The aim to produce a more uniform distribution of pressure at the stump/socket interface under static axial compression loads than exists in present brim bearing and total contact fit sockets, appears to have been achieved in spite of the presence of small lateral and posterior bending loads. In particular ischial bearing has been avoided. The higher pressures recorded in the region of the cut end of the femur may have been aggravated by the non-myoplastic nature of the stumps under examination. It is felt that these pressure inequalities would not have occurred if the load had been an axial compression load alone applied to a properly fashioned myoplastic stump in which the distal end of the femoral shaft had been stabilized and adequately covered with soft tissues.

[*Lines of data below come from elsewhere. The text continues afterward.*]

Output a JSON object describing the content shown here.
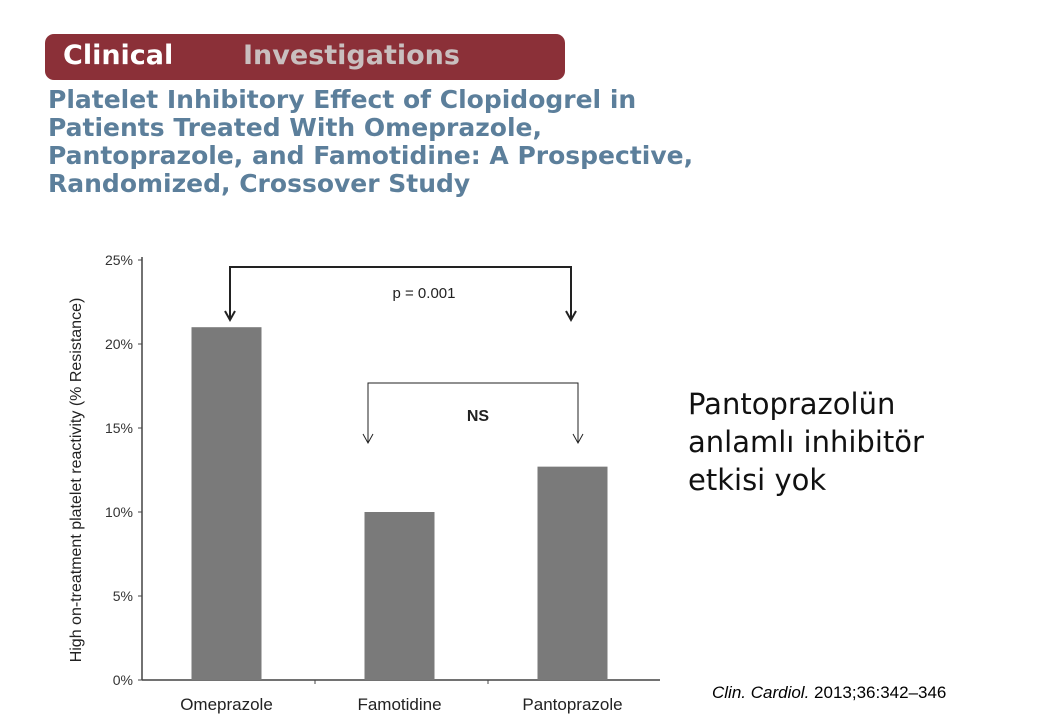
{
  "banner": {
    "word1": "Clinical",
    "word2": "Investigations"
  },
  "title_lines": [
    "Platelet Inhibitory Effect of Clopidogrel in",
    "Patients Treated With Omeprazole,",
    "Pantoprazole, and Famotidine: A Prospective,",
    "Randomized, Crossover Study"
  ],
  "note_lines": [
    "Pantoprazolün",
    "anlamlı inhibitör",
    "etkisi yok"
  ],
  "citation": {
    "journal": "Clin. Cardiol.",
    "ref": " 2013;36:342–346"
  },
  "chart_data": {
    "type": "bar",
    "title": "",
    "xlabel": "",
    "ylabel": "High on-treatment platelet reactivity (% Resistance)",
    "categories": [
      "Omeprazole",
      "Famotidine",
      "Pantoprazole"
    ],
    "values": [
      21,
      10,
      12.7
    ],
    "ylim": [
      0,
      25
    ],
    "yticks": [
      0,
      5,
      10,
      15,
      20,
      25
    ],
    "ytick_labels": [
      "0%",
      "5%",
      "10%",
      "15%",
      "20%",
      "25%"
    ],
    "bar_color": "#7a7a7a",
    "grid": false,
    "annotations": [
      {
        "text": "p = 0.001",
        "from": "Omeprazole",
        "to": "Pantoprazole"
      },
      {
        "text": "NS",
        "from": "Famotidine",
        "to": "Pantoprazole"
      }
    ]
  }
}
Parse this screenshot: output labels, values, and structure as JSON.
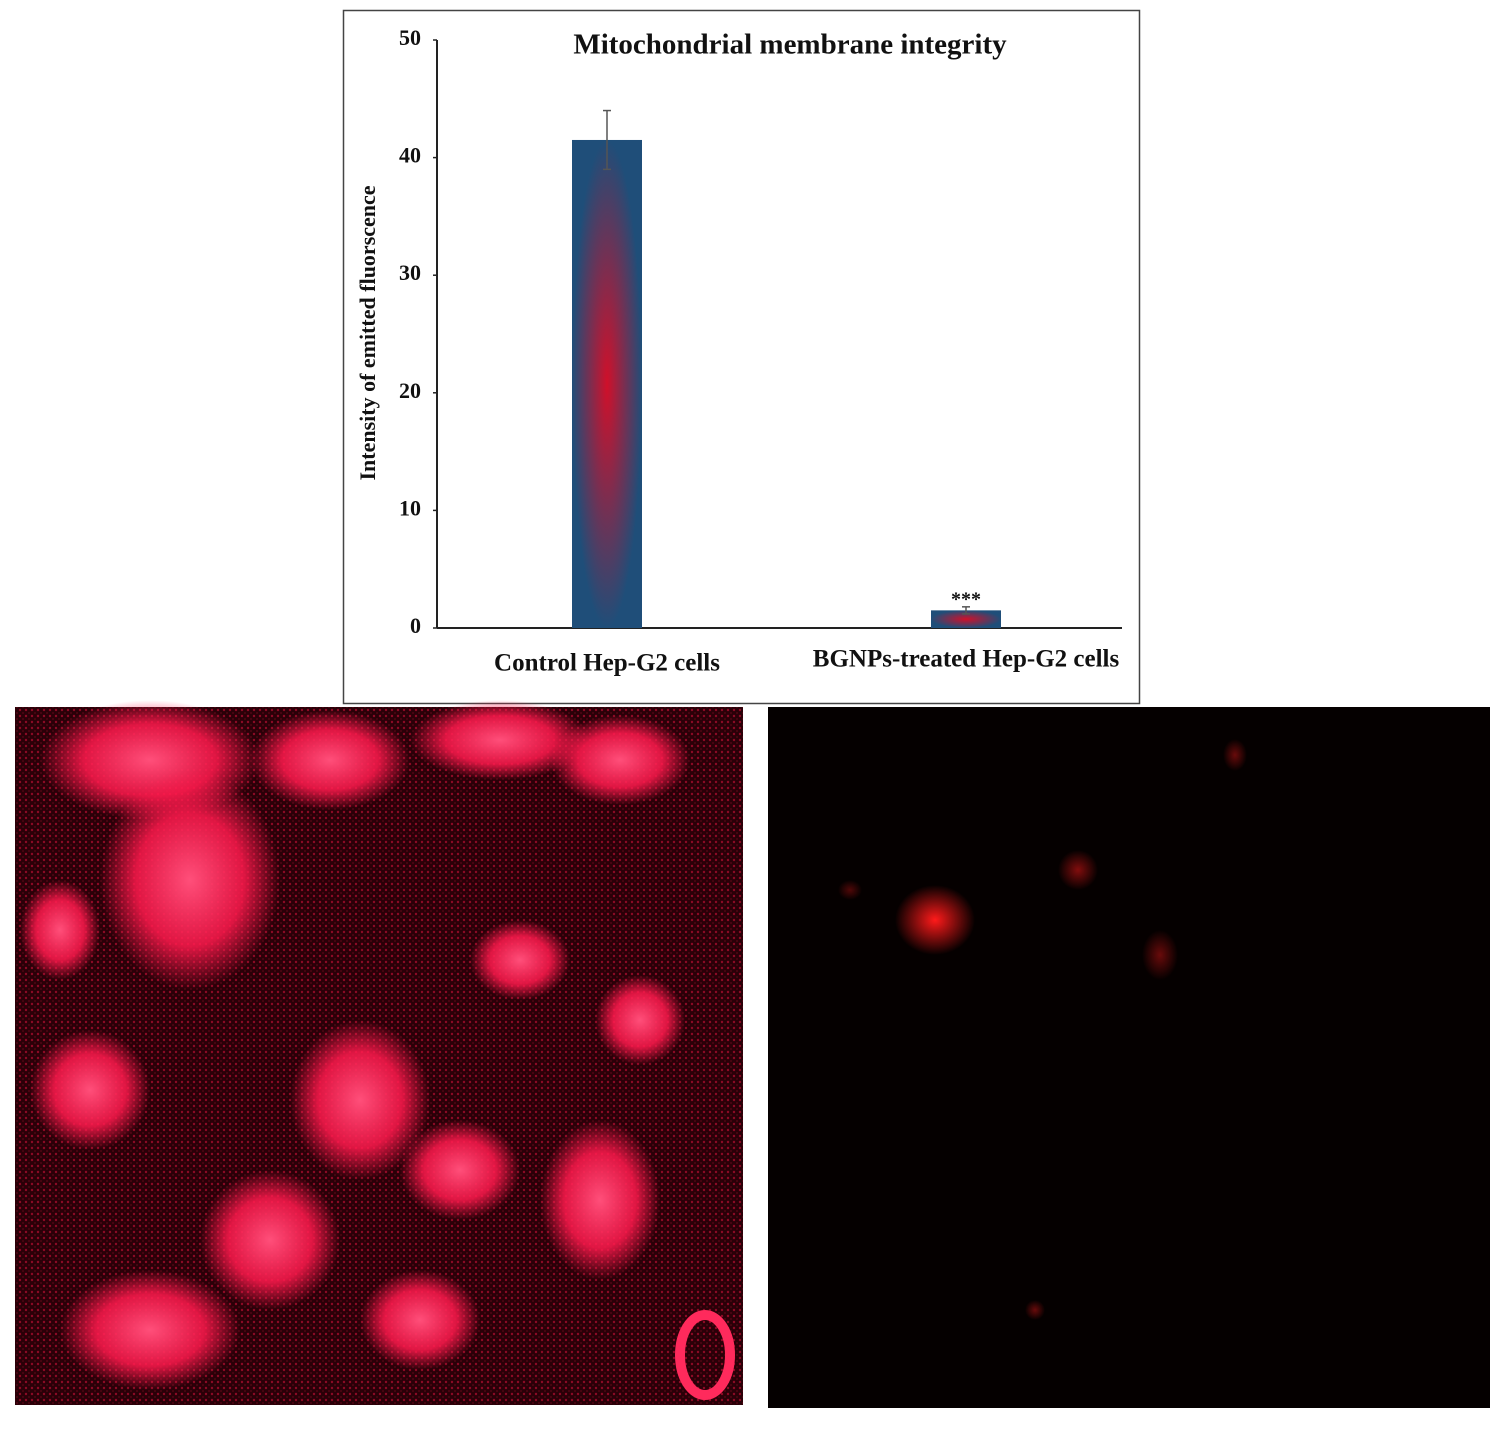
{
  "chart_data": {
    "type": "bar",
    "title": "Mitochondrial membrane integrity",
    "y_label": "Intensity of emitted fluorscence",
    "categories": [
      "Control Hep-G2 cells",
      "BGNPs-treated Hep-G2 cells"
    ],
    "values": [
      41.5,
      1.5
    ],
    "errors": [
      2.5,
      0.3
    ],
    "value_annotations": [
      null,
      "***"
    ],
    "colors": [
      "#1f4e79",
      "#d0102a"
    ],
    "ylim": [
      0,
      50
    ],
    "yticks": [
      0,
      10,
      20,
      30,
      40,
      50
    ],
    "grid": false
  }
}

The soft tissues of the stump behaved generally as an elastic/solid with a high bulk modulus and a low stiffness rather than as a fluid.
When there was no applied axial load, the stump tissues were pre-stressed by an average radial pressure of 2.34 kN/m2 (0.33 psi), which accorded with the figures suggested in the original hypothesis.
The patient was able to increase the average radial pressure on the side wall of the socket by a factor of 2.7 when the applied load was 0.5 kg, thus demonstrating his ability to increase at will the security of socket retention on the stump.
There was no adverse pressure gradient recorded between the terminal transducers and the proximal side wall transducers at applied loads of less than 20.3 kg is not considered significant.
Total surface bearing above-knee sockets were fitted experimentally to volunteer patients from 1969 to 1972, during this period some 200 casts were taken.
Since 1974 the sockets have been available for routine issue at a number of limb Centres in England.
The stumps of patients using these sockets have remained healthy and there is no evidence of progressive wasting of the soft tissues of the stump as a result of using total surface bearing sockets for up to 10 years.